Britons have never been very comfortable with the idea of childhood. ("Culturally, Britain just doesn't like children much," says Batmanghelidjh.) In Victorian England, rich children were banished to nurseries and boarding schools, while their poorer contemporaries were sent out to work. The British are still expected to function as adults from an early age. At 8, Scotland has the lowest age of criminal responsibility in Europe, followed by England and Wales, where youngsters answer for their crimes from the age of 10. Yet children venturing into the adult world often feel rebuffed. "I don't get the feeling that Britain is the most child-friendly culture," says Emily Benn, who was selected to contest a seat in Britain's House of Commons three weeks before her 18th birthday. "When you go to France they're nicer to you in restaurants, on the streets and on transport. When I go around Britain on the railways, I get treated like rubbish by guards and officials."

Rapid social change has not helped. Family and community life have been redrawn in most rich countries, and none more so than Britain, where marriage rates are down to a 146-year low. A study in 2000 by the OECD found that British parents spend less time with their children compared to other nationalities, leaving them more open to influence from their peers and a commercially driven, celebrity-obsessed media. Elder Britons too often see their youngsters as a problem. Dominique Jansen, a Dutch mother living in England, says she recently took her two toddlers to her local church. She was startled by sour looks when her younger child asked her for juice. "It was uncomfortable," she says. "We had to leave." "You can see very vivid differences between the U.K. and countries in Europe," says Reitemeier. "You go onto sink estates [poor housing projects] in this country and there isn't a single element designed for children."

Culture Clash
Cold-shouldered by grown-ups, young Britons have developed an especially potent culture of their own. "Young people live in a world with very little meaningful contact or engagement with adults," says Professor Richard Layard of the London School of Economics, who has made a study of the causes of happiness.

This youth culture echoes and magnifies aspects of the adult world around it. Binge-drinking, for example, is hardly the preserve of young Britons. A report by the organization Alcohol Concern noted that one in three British men and one in five women drink double the amount considered safe at least once a week. And, unlike many British sports, this pursuit is popular from the bottom of the social spectrum right to the top. Photographs of Princes William and Harry emerging flushed from nightclubs are tabloid staples.

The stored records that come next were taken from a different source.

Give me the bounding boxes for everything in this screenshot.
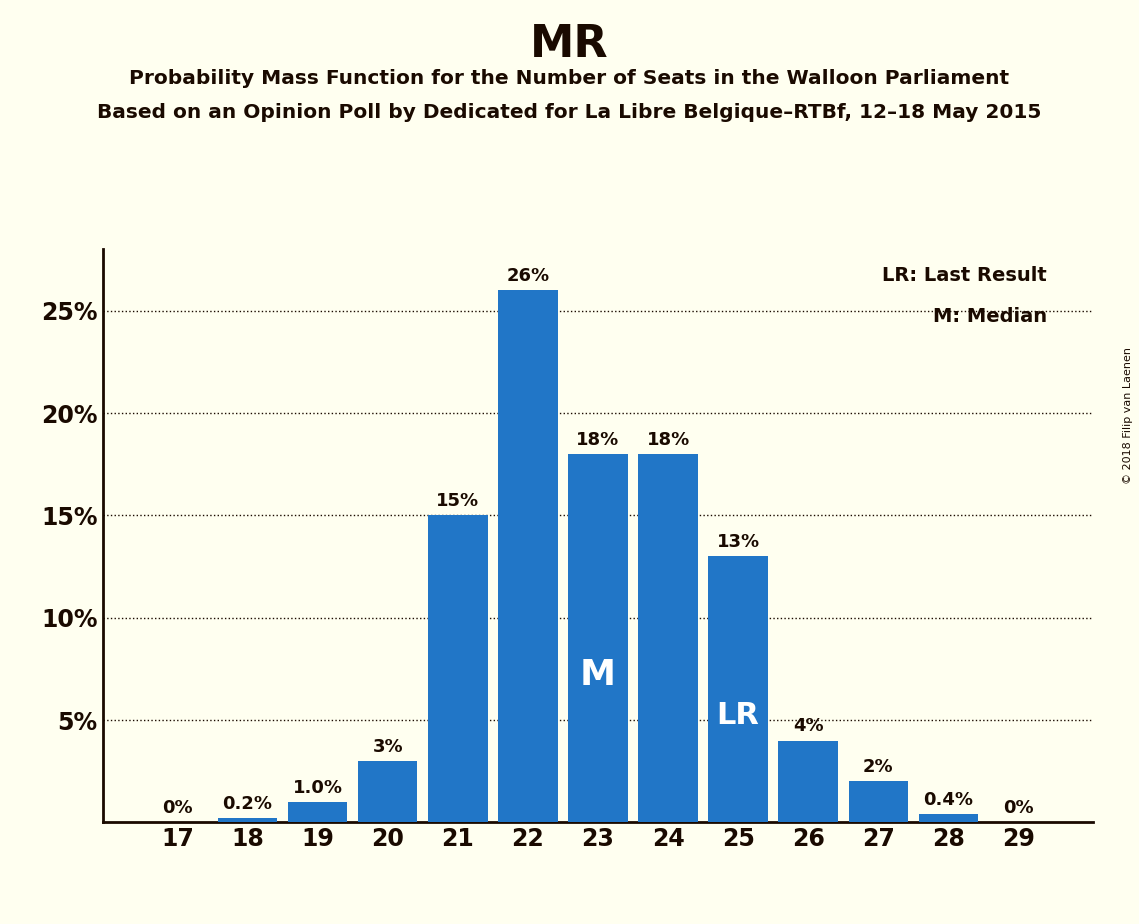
Text: 0%: 0% (162, 799, 192, 817)
Text: 26%: 26% (507, 267, 549, 286)
Text: LR: Last Result: LR: Last Result (882, 266, 1047, 285)
Text: 3%: 3% (372, 738, 403, 756)
Text: LR: LR (716, 701, 760, 731)
Text: M: M (580, 658, 616, 692)
Bar (218, 819, 277, 822)
Bar (919, 814, 978, 822)
Text: 4%: 4% (793, 717, 823, 736)
Text: 18%: 18% (647, 431, 690, 449)
Bar (778, 740, 838, 822)
Text: MR: MR (530, 23, 609, 67)
Bar (428, 516, 487, 822)
Text: 18%: 18% (576, 431, 620, 449)
Text: 0.4%: 0.4% (924, 791, 974, 809)
Bar (498, 290, 558, 822)
Text: Based on an Opinion Poll by Dedicated for La Libre Belgique–RTBf, 12–18 May 2015: Based on an Opinion Poll by Dedicated fo… (97, 103, 1042, 123)
Text: 0%: 0% (1003, 799, 1034, 817)
Bar (288, 802, 347, 822)
Bar (849, 782, 908, 822)
Text: 2%: 2% (863, 759, 894, 776)
Bar (638, 454, 698, 822)
Text: 13%: 13% (716, 533, 760, 552)
Bar (568, 454, 628, 822)
Bar (358, 761, 418, 822)
Bar (708, 556, 768, 822)
Text: M: Median: M: Median (933, 307, 1047, 326)
Text: Probability Mass Function for the Number of Seats in the Walloon Parliament: Probability Mass Function for the Number… (130, 69, 1009, 89)
Text: 15%: 15% (436, 492, 480, 510)
Text: 0.2%: 0.2% (222, 796, 272, 813)
Text: 1.0%: 1.0% (293, 779, 343, 796)
Text: © 2018 Filip van Laenen: © 2018 Filip van Laenen (1123, 347, 1133, 484)
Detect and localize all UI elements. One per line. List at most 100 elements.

Last month, the elder prince enjoyed a night at a club in Cornwall, southwestern England, which lures customers with shots of alcohol selling for $2 apiece. Soon after William left, a fellow patron was slashed with a broken bottle. In 2000, Euan Blair, the son of the Prime Minister, was arrested for being "drunk and incapable." "A lot of my friends, if they've worked really hard during the week, go out and get drunk on the weekend," says Claudine Biggs, an 18-year-old London schoolgirl. Biggs has written a play that premiered at a north London theater in February. Her teenage protagonists are dysfunctional and knowing, their cruelty as casual as their sexual relationships, their racy behavior only partially camouflaging palpable misery. There are no adults in the play to intervene or to comfort. For too many British kids, that's not drama; that's real life.